Again, in 1881, when a resolution was introduced to amend the Anthony rule and was objected to on the grounds that it was actually a form of introducing the use of “the previous question," Senator Edmunds made a profound observation which could well be taken to heart today by those who propose to stifle unlimited and free debate by changing Senate rule XXII:
I would rather not a single bill shall pass between now and the 4th of March than to introduce into this body, which is the only one where there is free debate, and the only one which can under its rules discuss fully. I think it is of greater importance to the public interest in the long run and in the short run that every bill on your calendar should fail than that any Senator should be cut off from the right of expressing his opinion upon every measure that is to be voted upon here. · I, for one, as an American citizen, and an intelligence officer in the United States Air Force Reserve, who have seen with my own eyes the suppression of free discussion in Juan Peron's Argentina—and Mr. Chairman, I could go into that at length if we had the time, when I saw how he packed his own people in the Senate, put his own people in the court, and the common people had no recourse whatsoever, and only through violent revolution was that overcome-in Communist China when I served with General Chenault's 14th Air Force, and in Europe, agree with Senator Edmunds' statement wholeheartedly.
If minority rights are to be preserved, they should be preserved in the Senate of the United States first of all, as such minorities consist of men and women who are duly elected to this august body by majorities in their own sovereign States. They are directly responsible to the will of these people.

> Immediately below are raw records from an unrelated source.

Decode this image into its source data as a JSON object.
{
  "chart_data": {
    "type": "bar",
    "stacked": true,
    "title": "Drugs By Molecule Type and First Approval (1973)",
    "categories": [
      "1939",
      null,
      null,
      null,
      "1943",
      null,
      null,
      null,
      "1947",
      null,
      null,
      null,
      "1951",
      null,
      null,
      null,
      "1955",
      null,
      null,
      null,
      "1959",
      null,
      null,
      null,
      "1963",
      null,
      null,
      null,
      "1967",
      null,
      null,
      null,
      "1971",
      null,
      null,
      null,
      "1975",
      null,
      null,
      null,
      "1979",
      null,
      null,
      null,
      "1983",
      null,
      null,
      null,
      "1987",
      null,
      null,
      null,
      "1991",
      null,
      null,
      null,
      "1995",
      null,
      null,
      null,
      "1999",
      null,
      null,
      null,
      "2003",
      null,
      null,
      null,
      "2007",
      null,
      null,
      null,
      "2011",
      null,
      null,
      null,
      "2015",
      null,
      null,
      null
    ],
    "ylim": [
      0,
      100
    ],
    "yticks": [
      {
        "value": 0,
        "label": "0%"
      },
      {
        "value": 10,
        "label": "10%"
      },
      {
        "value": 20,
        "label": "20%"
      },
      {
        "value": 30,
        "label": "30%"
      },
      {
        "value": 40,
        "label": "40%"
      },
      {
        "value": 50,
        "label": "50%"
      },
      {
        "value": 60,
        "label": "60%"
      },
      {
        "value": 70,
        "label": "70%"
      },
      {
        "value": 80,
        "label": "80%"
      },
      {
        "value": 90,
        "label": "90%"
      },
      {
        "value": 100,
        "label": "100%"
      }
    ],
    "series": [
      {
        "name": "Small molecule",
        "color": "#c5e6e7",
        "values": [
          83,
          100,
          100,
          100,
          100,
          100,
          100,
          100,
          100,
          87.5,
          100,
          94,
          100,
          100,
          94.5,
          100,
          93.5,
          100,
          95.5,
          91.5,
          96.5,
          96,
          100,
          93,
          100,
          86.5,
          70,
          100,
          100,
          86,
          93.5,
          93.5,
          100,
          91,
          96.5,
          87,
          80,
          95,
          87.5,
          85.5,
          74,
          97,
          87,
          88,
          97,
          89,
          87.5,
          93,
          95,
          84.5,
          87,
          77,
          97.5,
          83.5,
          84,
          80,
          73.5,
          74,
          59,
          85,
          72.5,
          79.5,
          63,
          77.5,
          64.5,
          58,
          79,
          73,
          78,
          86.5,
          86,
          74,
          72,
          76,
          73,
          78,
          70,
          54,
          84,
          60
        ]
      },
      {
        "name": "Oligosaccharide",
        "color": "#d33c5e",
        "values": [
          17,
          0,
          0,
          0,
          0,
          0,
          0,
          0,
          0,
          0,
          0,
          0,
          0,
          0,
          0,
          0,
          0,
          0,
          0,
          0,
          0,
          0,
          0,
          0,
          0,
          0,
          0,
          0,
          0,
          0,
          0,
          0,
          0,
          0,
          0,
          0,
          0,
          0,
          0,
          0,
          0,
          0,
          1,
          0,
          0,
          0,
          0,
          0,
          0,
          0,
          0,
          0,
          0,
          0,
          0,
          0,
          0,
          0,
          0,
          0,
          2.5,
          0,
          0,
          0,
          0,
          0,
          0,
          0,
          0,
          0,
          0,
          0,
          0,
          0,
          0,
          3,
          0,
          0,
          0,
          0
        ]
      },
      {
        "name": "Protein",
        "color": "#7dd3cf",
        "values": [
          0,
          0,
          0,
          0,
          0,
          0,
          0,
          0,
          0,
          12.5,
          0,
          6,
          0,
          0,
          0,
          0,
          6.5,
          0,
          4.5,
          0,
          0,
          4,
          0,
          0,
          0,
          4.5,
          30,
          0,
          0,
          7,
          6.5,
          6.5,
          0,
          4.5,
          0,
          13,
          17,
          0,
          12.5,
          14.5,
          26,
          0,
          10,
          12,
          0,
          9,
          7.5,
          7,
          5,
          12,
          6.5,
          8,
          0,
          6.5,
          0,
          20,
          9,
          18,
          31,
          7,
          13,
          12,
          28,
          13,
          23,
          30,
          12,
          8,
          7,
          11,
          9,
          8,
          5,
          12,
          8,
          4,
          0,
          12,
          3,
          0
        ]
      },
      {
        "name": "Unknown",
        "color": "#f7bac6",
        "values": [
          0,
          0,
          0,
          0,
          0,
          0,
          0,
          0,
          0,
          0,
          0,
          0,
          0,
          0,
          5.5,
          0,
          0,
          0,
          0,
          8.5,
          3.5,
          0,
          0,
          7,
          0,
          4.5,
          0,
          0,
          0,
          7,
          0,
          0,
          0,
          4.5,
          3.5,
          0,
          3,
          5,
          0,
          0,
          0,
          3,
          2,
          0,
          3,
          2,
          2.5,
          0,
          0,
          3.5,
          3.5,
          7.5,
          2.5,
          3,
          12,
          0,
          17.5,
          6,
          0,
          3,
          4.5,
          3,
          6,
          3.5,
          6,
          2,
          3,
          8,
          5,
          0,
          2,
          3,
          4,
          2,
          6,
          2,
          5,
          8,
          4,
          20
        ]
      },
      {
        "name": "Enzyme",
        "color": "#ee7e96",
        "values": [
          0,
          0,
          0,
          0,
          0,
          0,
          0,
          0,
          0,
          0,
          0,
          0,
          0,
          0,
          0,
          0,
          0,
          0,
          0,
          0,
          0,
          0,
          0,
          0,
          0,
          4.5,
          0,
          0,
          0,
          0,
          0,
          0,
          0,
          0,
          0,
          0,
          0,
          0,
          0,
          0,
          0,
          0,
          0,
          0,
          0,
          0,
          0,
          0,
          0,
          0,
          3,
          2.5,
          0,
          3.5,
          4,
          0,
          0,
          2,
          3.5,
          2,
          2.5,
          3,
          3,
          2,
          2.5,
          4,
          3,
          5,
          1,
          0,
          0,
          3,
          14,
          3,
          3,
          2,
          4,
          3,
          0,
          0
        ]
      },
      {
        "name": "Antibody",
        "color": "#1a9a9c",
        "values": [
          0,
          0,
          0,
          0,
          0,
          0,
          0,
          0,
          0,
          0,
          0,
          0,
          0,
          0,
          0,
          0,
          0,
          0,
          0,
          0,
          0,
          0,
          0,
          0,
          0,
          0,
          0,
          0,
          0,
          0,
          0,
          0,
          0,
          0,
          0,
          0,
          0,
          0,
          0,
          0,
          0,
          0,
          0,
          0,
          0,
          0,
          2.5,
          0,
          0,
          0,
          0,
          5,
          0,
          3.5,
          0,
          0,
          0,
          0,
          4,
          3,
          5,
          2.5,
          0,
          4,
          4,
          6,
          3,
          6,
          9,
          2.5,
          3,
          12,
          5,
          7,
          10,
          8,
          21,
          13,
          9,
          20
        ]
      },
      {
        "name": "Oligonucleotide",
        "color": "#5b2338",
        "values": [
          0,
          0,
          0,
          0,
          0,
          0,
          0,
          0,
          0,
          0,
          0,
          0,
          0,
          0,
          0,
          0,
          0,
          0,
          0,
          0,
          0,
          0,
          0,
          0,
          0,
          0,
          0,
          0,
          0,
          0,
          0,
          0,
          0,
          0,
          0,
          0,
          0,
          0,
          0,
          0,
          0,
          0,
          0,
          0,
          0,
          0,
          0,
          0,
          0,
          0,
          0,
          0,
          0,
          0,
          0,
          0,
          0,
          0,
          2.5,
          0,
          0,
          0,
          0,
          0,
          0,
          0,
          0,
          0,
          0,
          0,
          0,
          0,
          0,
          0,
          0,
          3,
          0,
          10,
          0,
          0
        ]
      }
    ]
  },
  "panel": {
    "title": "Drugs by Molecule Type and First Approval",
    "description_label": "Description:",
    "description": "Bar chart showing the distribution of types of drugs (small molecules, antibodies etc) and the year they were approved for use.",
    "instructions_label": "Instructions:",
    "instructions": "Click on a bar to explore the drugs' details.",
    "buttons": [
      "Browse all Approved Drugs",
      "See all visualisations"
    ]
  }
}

It would be a direct slap in the face to these majorities in the States to tell their elected representatives in the Senate that they will not be permited to speak as long as they desire on any given measure. If these particular Senators are in the wrong, then it is up to the people who send them to Washington to correct that wrong, and it is not up to the Senators from other States to draw such a conclusion. The ballot box is the finest free weapon we have left for correcting any abuse of senatorial privileges.